Tante, troppe, di ogni dimensione e colore da rendere incapace la semplice concentrazione, oggi arrivata a soli 40secondi secondo gli studi della Prof.ssa Gloria Mark.

Se però soprassiedo al fattore concentrazione, non posso altrettanto fare alla questione abitudine. La ripetitiva massa di immagini e video producono a stretto giro di tempo disinteresse, sottraendo valore specifico all’argomento.

Lo abbiamo visto con la Pandemia ed ora con la guerra in Ucraina. A distanza di poche settimane, molte per chi è nei rifugi o in prima linea, gli spettatori sono stanchi di fare zapping tv o web e trovare tutto e tutti che parlano di guerra, vedere immagini di morti, profughi disperati in cerca di speranza.

L’angoscia, paura e anche rabbia dei primi giorni ha lasciato posto al fastidio, tanto da sperare che tutto questo finisca presto. Ma se tutto è così velocemente mutato lo si deve all’esondazione di informazione sotto forma di immagini e video.

Trovo insensata la babele mediatica, irresponsabile la pianificazione di palinsesti congestionati da un solo tema come pure l’eccessivo impiego di risorse umane inviate sul posto.

Se ogni media applicasse più etica nella gestione del prodotto, avremmo meno cacciatori di volti e lacrime sul luogo del delitto e più umanità.

Come individuo, ma anche professionista dentro quelle mura a protezione di distese di corpi sofferenti, distrutti, ho sentito il bisogno di spegnere la camera, mettere nella tasca il cellulare.

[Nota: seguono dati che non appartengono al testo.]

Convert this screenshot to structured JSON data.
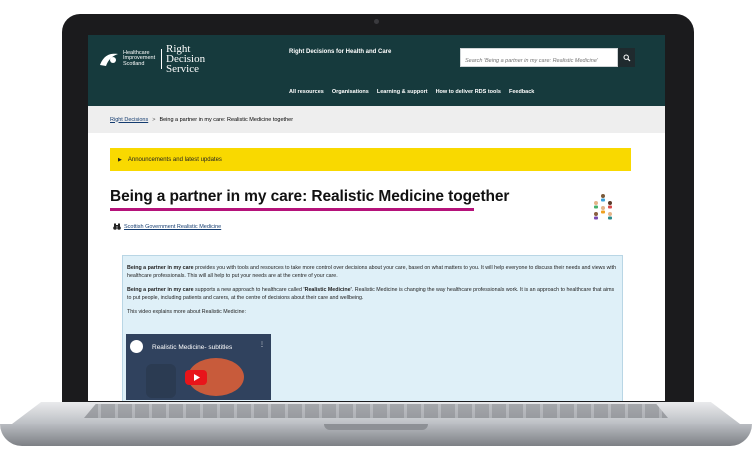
{
  "header": {
    "logo_org": "Healthcare Improvement Scotland",
    "logo_service": "Right Decision Service",
    "site_name": "Right Decisions for Health and Care",
    "search_placeholder": "Search 'Being a partner in my care: Realistic Medicine'",
    "nav": [
      "All resources",
      "Organisations",
      "Learning & support",
      "How to deliver RDS tools",
      "Feedback"
    ]
  },
  "breadcrumb": {
    "home": "Right Decisions",
    "separator": ">",
    "current": "Being a partner in my care: Realistic Medicine together"
  },
  "announcement": "Announcements and latest updates",
  "page": {
    "title": "Being a partner in my care: Realistic Medicine together",
    "source": "Scottish Government Realistic Medicine"
  },
  "content": {
    "p1_bold": "Being a partner in my care",
    "p1_rest": " provides you with tools and resources to take more control over decisions about your care, based on what matters to you. It will help everyone to discuss their needs and views with healthcare professionals. This will all help to put your needs are at the centre of your care.",
    "p2_bold": "Being a partner in my care",
    "p2_mid": " supports a new approach to healthcare called ",
    "p2_bold2": "'Realistic Medicine'",
    "p2_rest": ". Realistic Medicine is changing the way healthcare professionals work.  It is an approach to healthcare that aims to put people, including patients and carers, at the centre of decisions about their care and wellbeing.",
    "p3": "This video explains more about Realistic Medicine:",
    "video_title": "Realistic Medicine- subtitles"
  },
  "colors": {
    "header_bg": "#163a3d",
    "announcement_bg": "#f9d900",
    "title_underline": "#b5127a",
    "content_bg": "#dff0f8"
  }
}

Ho vagato sui marciapiedi, dentro i sottopassi, accanto i binari, girato aule e palestre trasformate in dormitori, oppure sconvolto fuori da squallidi ed improvvisati bagni comuni.

Volutamente, ogni volta ho evitato di incrociare i loro occhi, se avessi avuto telecamera o cellulare in mano, il loro sguardo avrebbe implorato di andarmene, evitando di uccidere l’ultima dignità rimasta.